You can live a Hollywood life in Fernley

FERNLEY - As might be expected, these women who earn paychecks from Hollywood movie productions had no grand designs to live in faraway Fernley.

Circumstance brought Toni Suttie and Kris Hemenway to Fernley and both women easily mix rural lifestyle with the hectic movie world.

"In Fernley, I was able to buy a place and a horse," said Hemenway. "It's a little difficult to have a horse and 30 feet of snow."

She and Suttie spent plenty of time in Los Angeles. Suttie eventually returned to her native Santa Clara and Hemenway moved to Lake Tahoe in 1984.

Hemenway arrived in Fernley in 1994 and Suttie followed in May 1996.

"I never thought I'd live in Fernley, Nevada," Hemenway said. "I never thought I'd live in Nevada. No way. I hate Las Vegas."

Suttie still has an office in Santa Clara and nearly every week she splits time between the South Bay and Fernley. She generally spends more time in Fernley and she hopes to make Fernley her full-time office.

Suttie got introduced to this area on a family trip to Pyramid Lake.

"We just fell into this little town," Suttie said. "I moved to Nevada because I wanted to get away from the business for a while. I wanted to go somewhere where no one knew me."

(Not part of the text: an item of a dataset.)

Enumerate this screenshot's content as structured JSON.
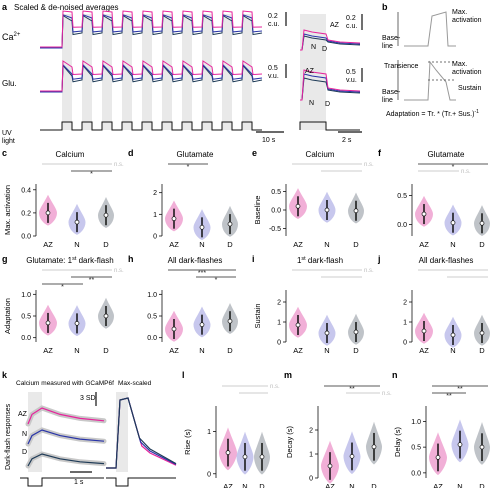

Soon enough, no one became everyone.

"I like the small town where everybody knows everybody," Suttie said. "I like that people treat you like you're just another person."

Suttie's job brings her constant work to provide actors for movies, industrial video and commercials. She figures she casts about 300 to 400 people a year.

Hemenway has more of a boom-or-bust career. When on assignment, she works long hours for weeks and months on end. Then she has endless time to spend with family until the next job.

Suttie does her work at her Integrity Casting office in downtown Fernley. When Hemenway works, she's nearly always away from Fernley, joining the film crew wherever they are in Northern Nevada.

Home means Fernley, though, for Hemenway.

"I like the simplicity of being in a smaller community," Hemenway said. "I like going into a restaurant and they greet you by name and half-know what you're going to order."